67 - Marijuana Use During Pregnancy: Associated Factors and Neonatal Outcomes
Monday, May 1, 2023
9:30 AM – 11:30 AM ET
Poster Number: 67 Publication Number: 67.429
Esther K.. Chung, University of Washington School of Medicine, Seattle, WA, United States; Pearl Chang, Seattle Children's, Seattle, WA, United States; Neera Goyal, Nemours Children's Hospital, Philadelphia, PA, United States
Professor of Pediatrics University of Washington School of Medicine Seattle, Washington, United States
Background: Marijuana use during pregnancy is increasing as a growing number of states legalize use. Despite national recommendations to abstain from marijuana/cannabis use during pregnancy, up to 4.7% of pregnant women report use. Adverse neonatal health outcomes associated with perinatal marijuana use include preterm birth and low birthweight. Objective: 1) Describe factors associated with prenatal marijuana use, and 2) determine whether prenatal marijuana use predicts exclusive breastfeeding and/or adverse neonatal outcomes. Design/Methods: This national study is based on a cross-sectional survey of postpartum mother-infant dyads from 15 hospitals* via the Academic Pediatric Association's (APA's) Better Outcomes through Research for Newborns (BORN) network from June 2021 to August 2022. Participants completed a self-administered questionnaire to assess marijuana use and sociodemographic information; and chart reviews were conducted to obtain clinical information about the pregnancy, breastfeeding, and neonatal outcomes, including preterm (< 37 weeks gestation), small for gestational age (SGA), and low birthweight (< 2500 gms). Results: The study population consisted of 488 mothers who identified as 50% white/Caucasian, 23% Black/African American, 11% Asian/Native Hawaiian or Pacific Islander, 12% Hispanic, 1% American Indian/Alaska Native, and 3% other. Participants were largely > 30 yrs (60%), educated beyond high school (HS; 83%), had private insurance (62%), and received first-trimester prenatal care (90%). The majority of mothers reported ever using marijuana (60%), and 9% reported use during pregnancy and 4% in the past 30 days. Compared to those without prenatal marijuana use, those with use were more likely to identify as Black (38% vs 21%) or < 30 yrs old (67% v 37%), have < HS education (38% v 14%) or public/no insurance (71% v 35%), and start use prior to 18 yrs (62% v 31%). Prenatal marijuana use also was associated with a lower rate of exclusive breastfeeding (44% v 61%). For all comparisons, p < 0.05. There was no association between prenatal marijuana use and preterm birth, SGA, or low birthweight.

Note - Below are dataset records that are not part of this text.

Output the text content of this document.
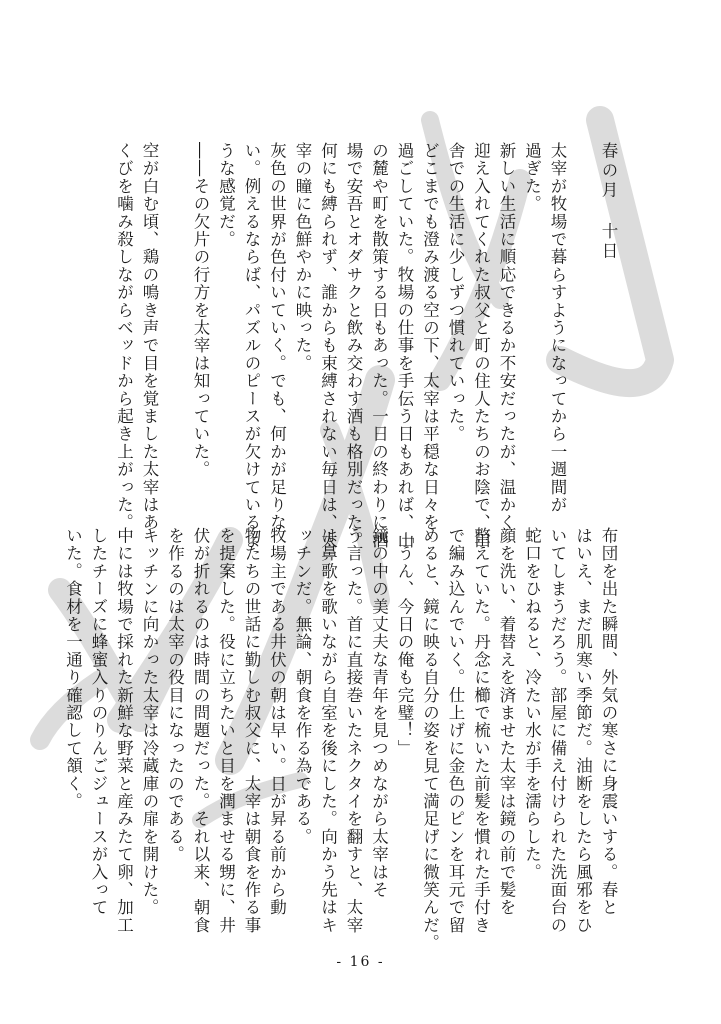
春の月十日
太宰が牧場で暮らすようになってから一週間が
過ぎた。
新しい生活に順応できるか不安だったが、温かく
迎え入れてくれた叔父と町の住人たちのお陰で、田
舎での生活に少しずつ慣れていった。
どこまでも澄み渡る空の下、太宰は平穏な日々を
過ごしていた。牧場の仕事を手伝う日もあれば、山
の麓や町を散策する日もあった。一日の終わりに酒
場で安吾とオダサクと飲み交わす酒も格別だった。
何にも縛られず、誰からも束縛されない毎日は、太
宰の瞳に色鮮やかに映った。
灰色の世界が色付いていく。でも、何かが足りな
い。例えるならば、パズルのピースが欠けているよ
うな感覚だ。
――その欠片の行方を太宰は知っていた。
空が白む頃、鶏の鳴き声で目を覚ました太宰はあ
くびを噛み殺しながらベッドから起き上がった。
布団を出た瞬間、外気の寒さに身震いする。春と
はいえ、まだ肌寒い季節だ。油断をしたら風邪をひ
いてしまうだろう。部屋に備え付けられた洗面台の
蛇口をひねると、冷たい水が手を濡らした。
顔を洗い、着替えを済ませた太宰は鏡の前で髪を
整えていた。丹念に櫛で梳いた前髪を慣れた手付き
で編み込んでいく。仕上げに金色のピンを耳元で留
めると、鏡に映る自分の姿を見て満足げに微笑んだ。
「うん、今日の俺も完璧！」
鏡の中の美丈夫な青年を見つめながら太宰はそ
う言った。首に直接巻いたネクタイを翻すと、太宰
は鼻歌を歌いながら自室を後にした。向かう先はキ
ッチンだ。無論、朝食を作る為である。
牧場主である井伏の朝は早い。日が昇る前から動
物たちの世話に勤しむ叔父に、太宰は朝食を作る事
を提案した。役に立ちたいと目を潤ませる甥に、井
伏が折れるのは時間の問題だった。それ以来、朝食
を作るのは太宰の役目になったのである。
キッチンに向かった太宰は冷蔵庫の扉を開けた。
中には牧場で採れた新鮮な野菜と産みたて卵、加工
したチーズに蜂蜜入りのりんごジュースが入って
いた。食材を一通り確認して頷く。
- 16 -
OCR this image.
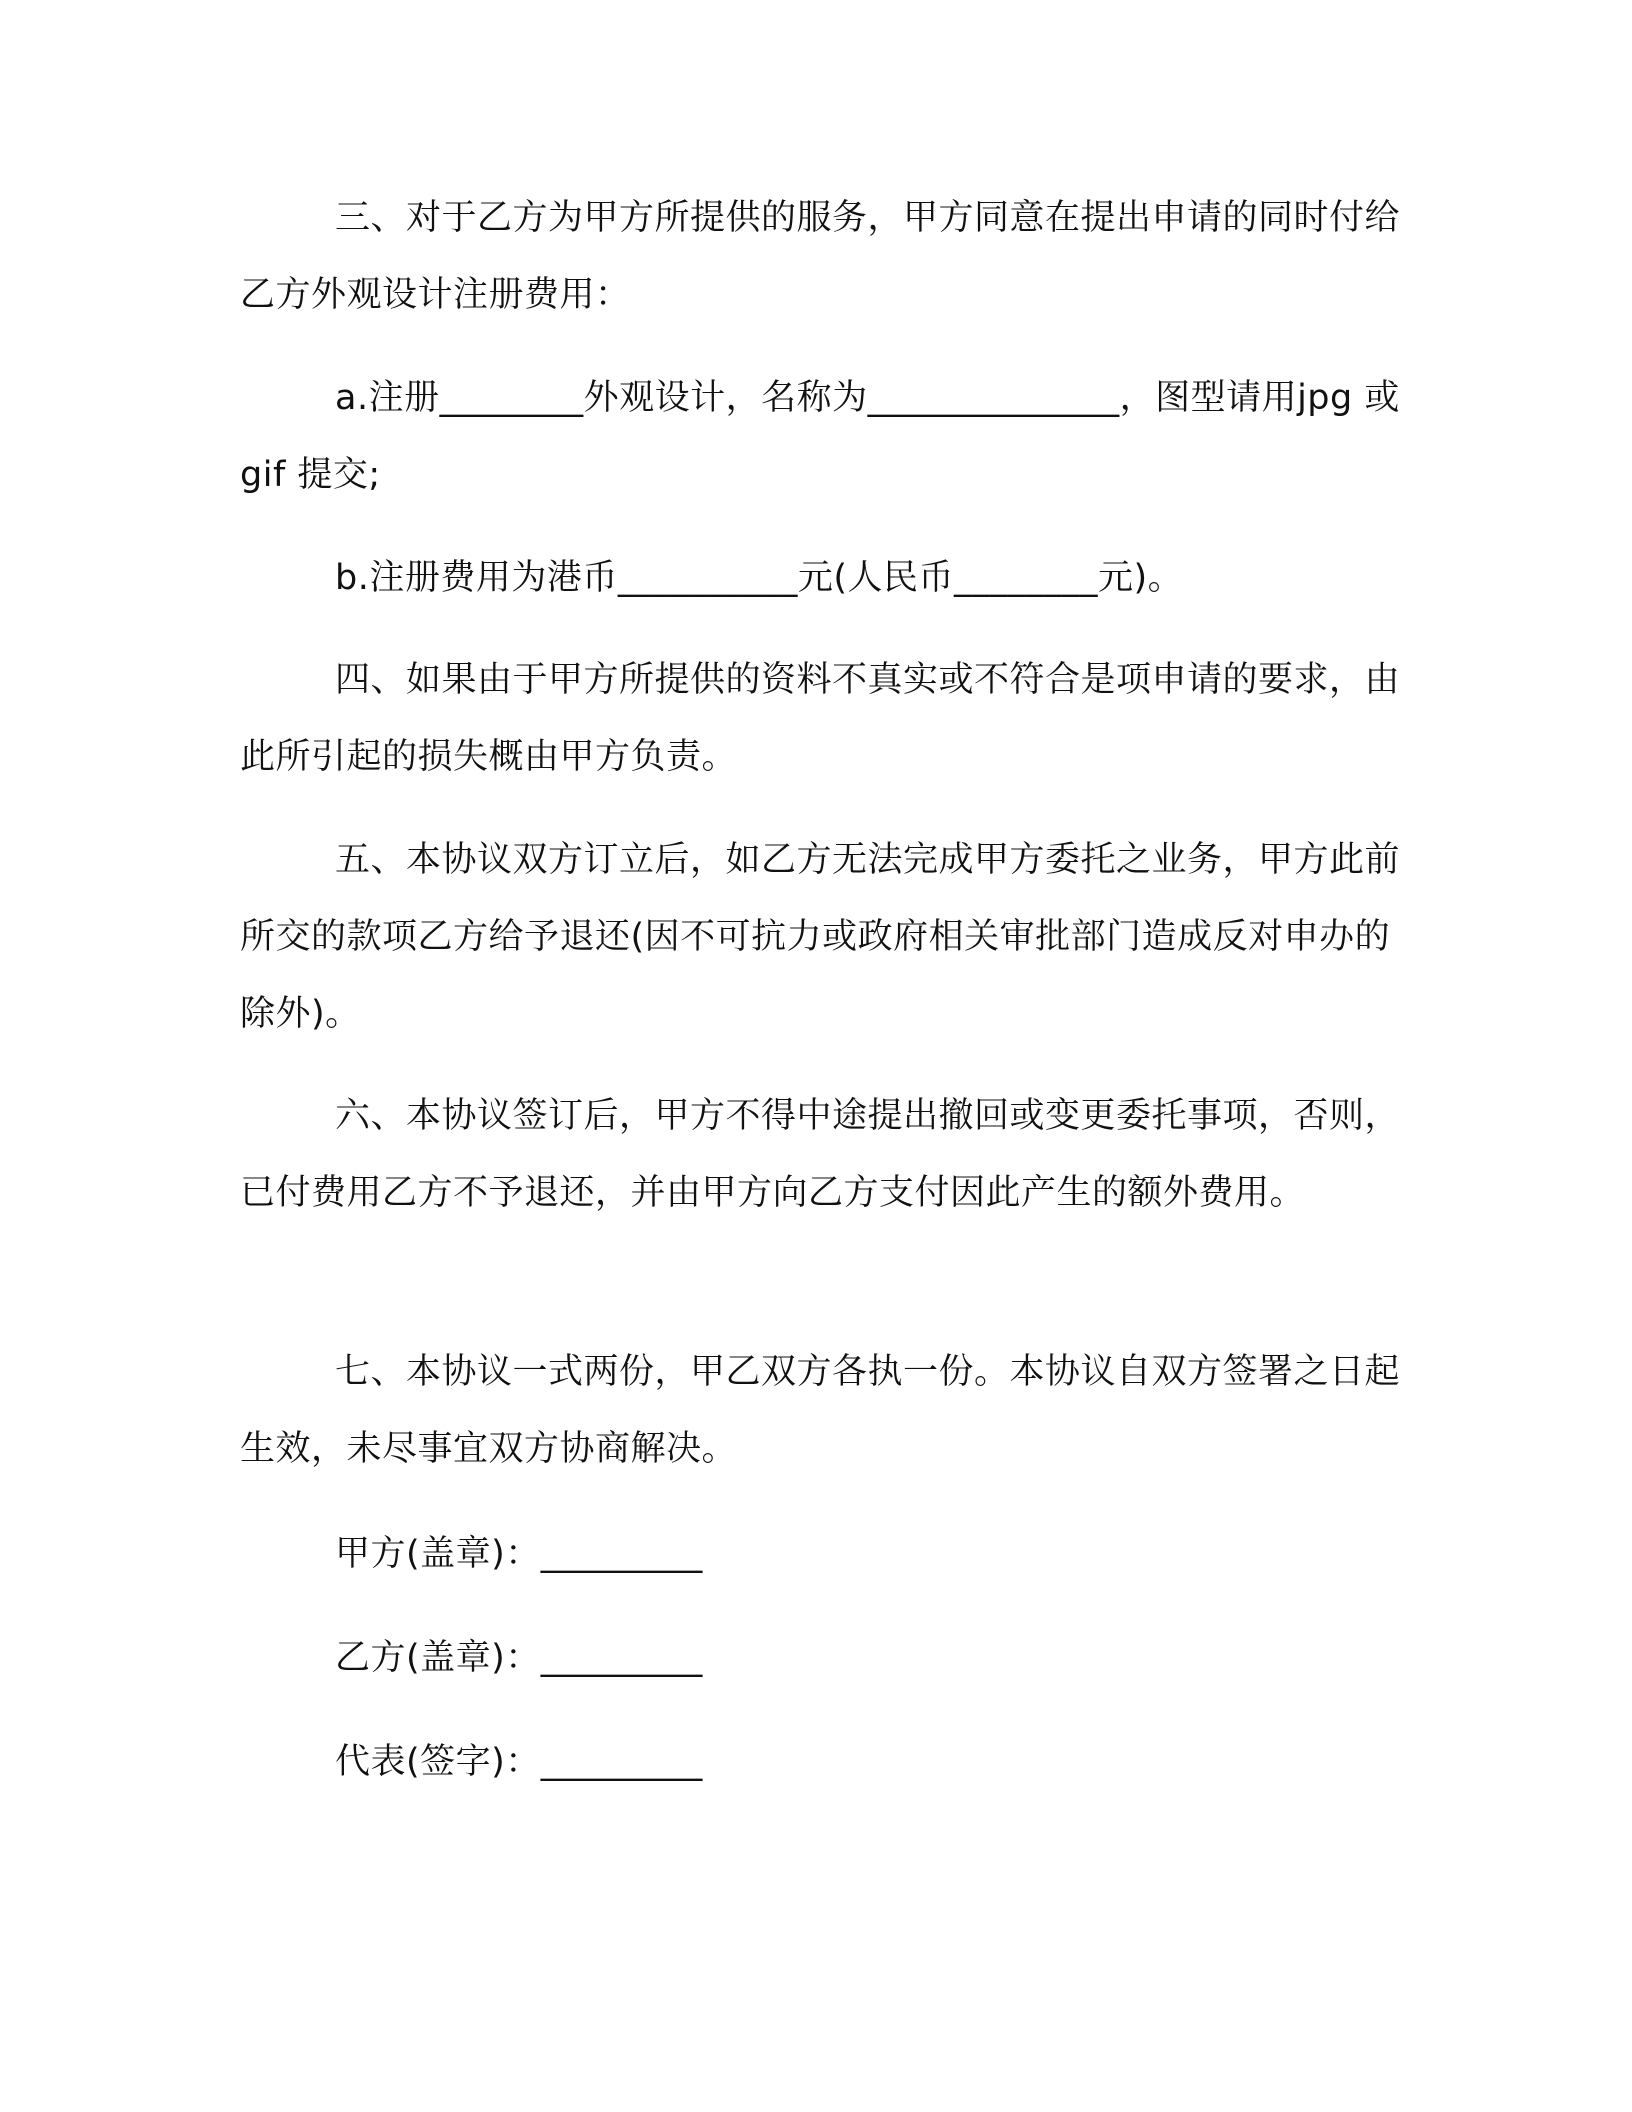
三、对于乙方为甲方所提供的服务，甲方同意在提出申请的同时付给乙方外观设计注册费用：
a.注册________外观设计，名称为______________，图型请用jpg 或 gif 提交;
b.注册费用为港币__________元(人民币________元)。
四、如果由于甲方所提供的资料不真实或不符合是项申请的要求，由此所引起的损失概由甲方负责。
五、本协议双方订立后，如乙方无法完成甲方委托之业务，甲方此前所交的款项乙方给予退还(因不可抗力或政府相关审批部门造成反对申办的除外)。
六、本协议签订后，甲方不得中途提出撤回或变更委托事项，否则，已付费用乙方不予退还，并由甲方向乙方支付因此产生的额外费用。
七、本协议一式两份，甲乙双方各执一份。本协议自双方签署之日起生效，未尽事宜双方协商解决。
甲方(盖章)：_________
乙方(盖章)：_________
代表(签字)：_________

Conclusion(s): This multi-site study with a racially and ethnically diverse population demonstrates that marijuana use during pregnancy is common, particularly among mothers from marginalized and under-resourced populations and who started use during childhood. Marijuana use during pregnancy was associated with a lower likelihood of exclusive breastfeeding. Greater efforts are needed to raise awareness and address marijuana use prevention during pregnancy in order to optimize neonatal outcomes.